Prévert est sans doute l’auteur le plus vendu de son époque avec plus de
42.000 milles copies vendues de Paroles. 

 

paroles de jacques prévert

 

 Paroles fut publié en 1946 pour la première et fut très bien accueillie
par le public. Il est composé de 95 textes, classés dans 4 sections
abordant des thématiques différentes.La forme des poèmes et leurs
langueurs est différente à chaque fois, plongeant le lecteur dans la
confusion, et l’encourageant à partir à la découverte de le recueil
entier ainsi que des autres œuvres de Prévert pour s’imprégner de son
style et de ses idées.

C’est le recueil des contradictions,des oppositions,de l’amour
comme alternative à la guerre,des valeurs telles que la liberté,
l’humanisme sont prônés par des textes à l’apparence simplistes,mais
qui regorgent de noblesse de sens, de positions engagées exprimées avec
une fluidité étonnante ;et de sous-entendus qui dénoncent la condition
de l’homme dans une France écorchée vive par deux guerres plus
sanglantes l’une que l’autre.  

On retrouve aussi le thème de l’art et plus précisément de la
peinture avec des clins d’œil à deux maîtres incontournables de l’art
picturale : Picasso et Van Gaugh.

Dans ce contexte on peut citer son « Pour faire le portrait d’un
oiseau » qui représente une sorte de manifeste ou d’art poétique dont
chaque artiste devrait s’inspirer pour l’élaboration de son art.

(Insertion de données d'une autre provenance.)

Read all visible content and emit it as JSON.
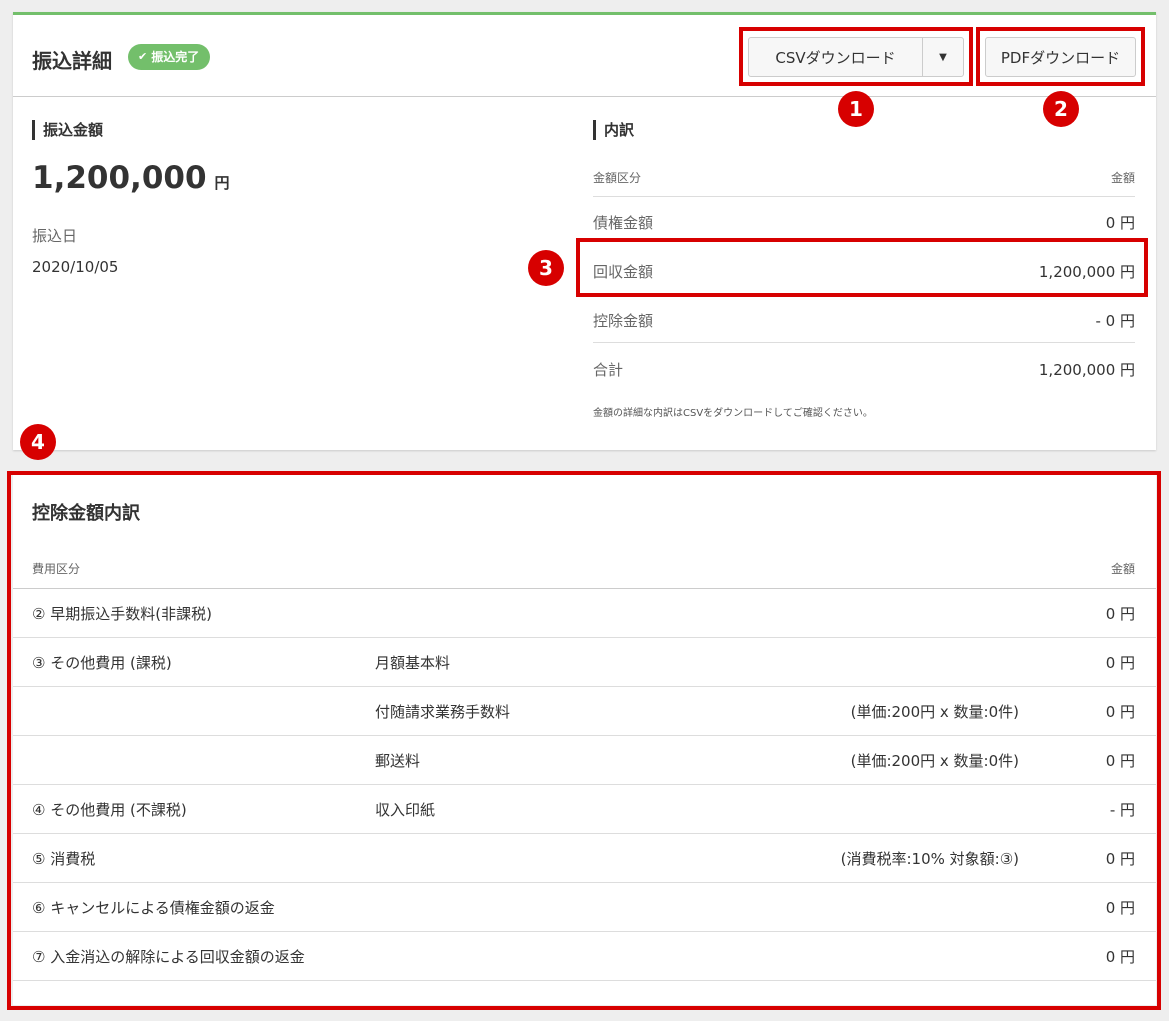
{
  "header": {
    "title": "振込詳細",
    "status_badge": "振込完了",
    "csv_button": "CSVダウンロード",
    "pdf_button": "PDFダウンロード"
  },
  "transfer": {
    "amount_label": "振込金額",
    "amount_value": "1,200,000",
    "amount_unit": "円",
    "date_label": "振込日",
    "date_value": "2020/10/05"
  },
  "breakdown": {
    "title": "内訳",
    "col_category": "金額区分",
    "col_amount": "金額",
    "rows": [
      {
        "label": "債権金額",
        "value": "0 円"
      },
      {
        "label": "回収金額",
        "value": "1,200,000 円"
      },
      {
        "label": "控除金額",
        "value": "- 0 円"
      },
      {
        "label": "合計",
        "value": "1,200,000 円"
      }
    ],
    "note": "金額の詳細な内訳はCSVをダウンロードしてご確認ください。"
  },
  "deduction": {
    "title": "控除金額内訳",
    "col_category": "費用区分",
    "col_amount": "金額",
    "rows": [
      {
        "category": "② 早期振込手数料(非課税)",
        "item": "",
        "detail": "",
        "amount": "0 円"
      },
      {
        "category": "③ その他費用 (課税)",
        "item": "月額基本料",
        "detail": "",
        "amount": "0 円"
      },
      {
        "category": "",
        "item": "付随請求業務手数料",
        "detail": "(単価:200円 x 数量:0件)",
        "amount": "0 円"
      },
      {
        "category": "",
        "item": "郵送料",
        "detail": "(単価:200円 x 数量:0件)",
        "amount": "0 円"
      },
      {
        "category": "④ その他費用 (不課税)",
        "item": "収入印紙",
        "detail": "",
        "amount": "- 円"
      },
      {
        "category": "⑤ 消費税",
        "item": "",
        "detail": "(消費税率:10% 対象額:③)",
        "amount": "0 円"
      },
      {
        "category": "⑥ キャンセルによる債権金額の返金",
        "item": "",
        "detail": "",
        "amount": "0 円"
      },
      {
        "category": "⑦ 入金消込の解除による回収金額の返金",
        "item": "",
        "detail": "",
        "amount": "0 円"
      }
    ]
  },
  "markers": [
    "1",
    "2",
    "3",
    "4"
  ],
  "colors": {
    "accent_green": "#73bf6b",
    "annotation_red": "#d70000"
  }
}
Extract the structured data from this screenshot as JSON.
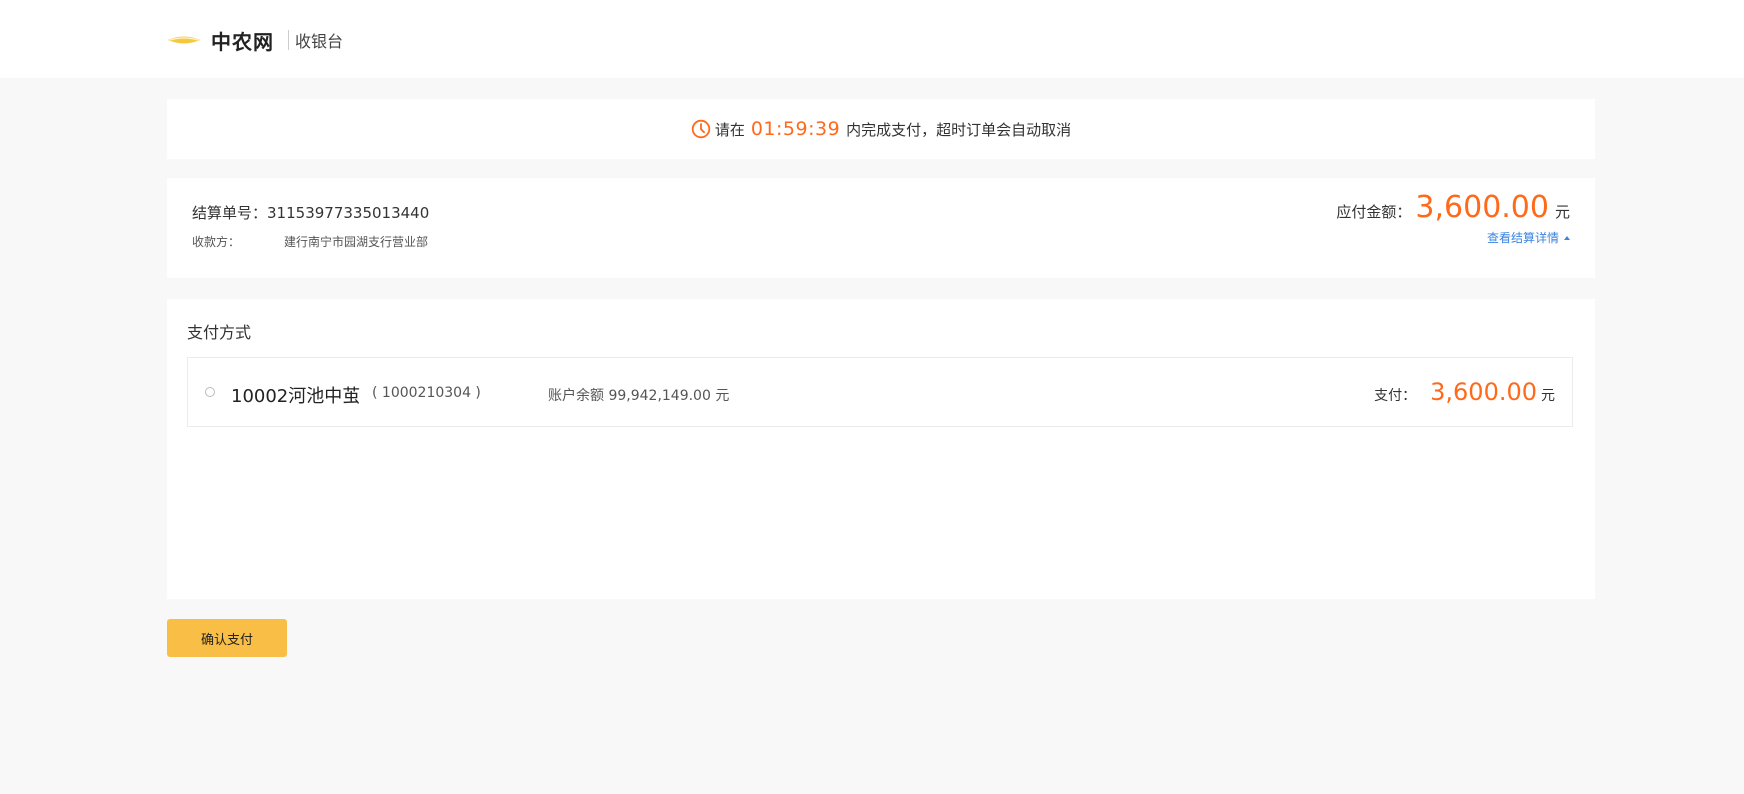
{
  "header": {
    "brand": "中农网",
    "subtitle": "收银台"
  },
  "timer": {
    "prefix": "请在",
    "time": "01:59:39",
    "suffix": "内完成支付，超时订单会自动取消"
  },
  "order": {
    "number_label": "结算单号：",
    "number": "31153977335013440",
    "payee_label": "收款方：",
    "payee": "建行南宁市园湖支行营业部",
    "amount_label": "应付金额：",
    "amount": "3,600.00",
    "unit": "元",
    "detail_link": "查看结算详情"
  },
  "payment": {
    "title": "支付方式",
    "methods": [
      {
        "name": "10002河池中茧",
        "account": "( 1000210304 )",
        "balance_label": "账户余额",
        "balance": "99,942,149.00",
        "balance_unit": "元",
        "pay_label": "支付：",
        "pay_amount": "3,600.00",
        "pay_unit": "元"
      }
    ]
  },
  "confirm_label": "确认支付",
  "colors": {
    "accent": "#ff6a1a",
    "button": "#f8be45",
    "link": "#3a84e0"
  }
}
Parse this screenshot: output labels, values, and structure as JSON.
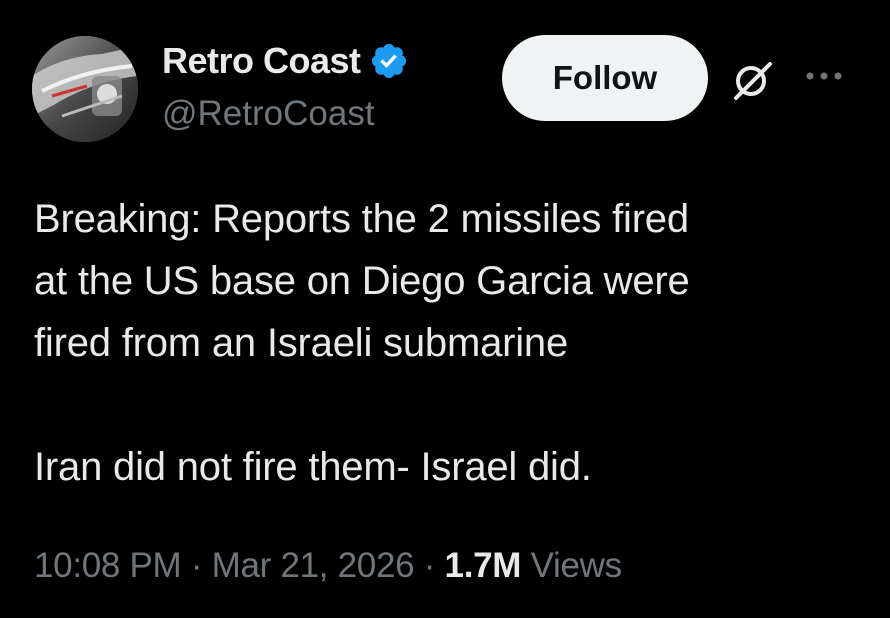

Un autre thème, moins littéraire, est évoqué dans cette œuvre : la
vie quotidienne sous tous ses aspects. Dans de nombreux poèmes des
Paroles, Prévert dresse l’inventaire des différentes facettes du
quotidien et des gestes simples et anodins de la vie. On retrouve cet
aspect de la poésie prévertienne dans « Le déjeuner du matin » (1962) :
de son autre vocation, à savoir celle de scénariste, Prévert use de son
expérience dans la rédaction des scénarios de plus d’une vingtaine de
films, pour nous présenter un cadre digne du tournage d’un drame, où
l’auteur suit les moindres gestes de deux personnages silencieux.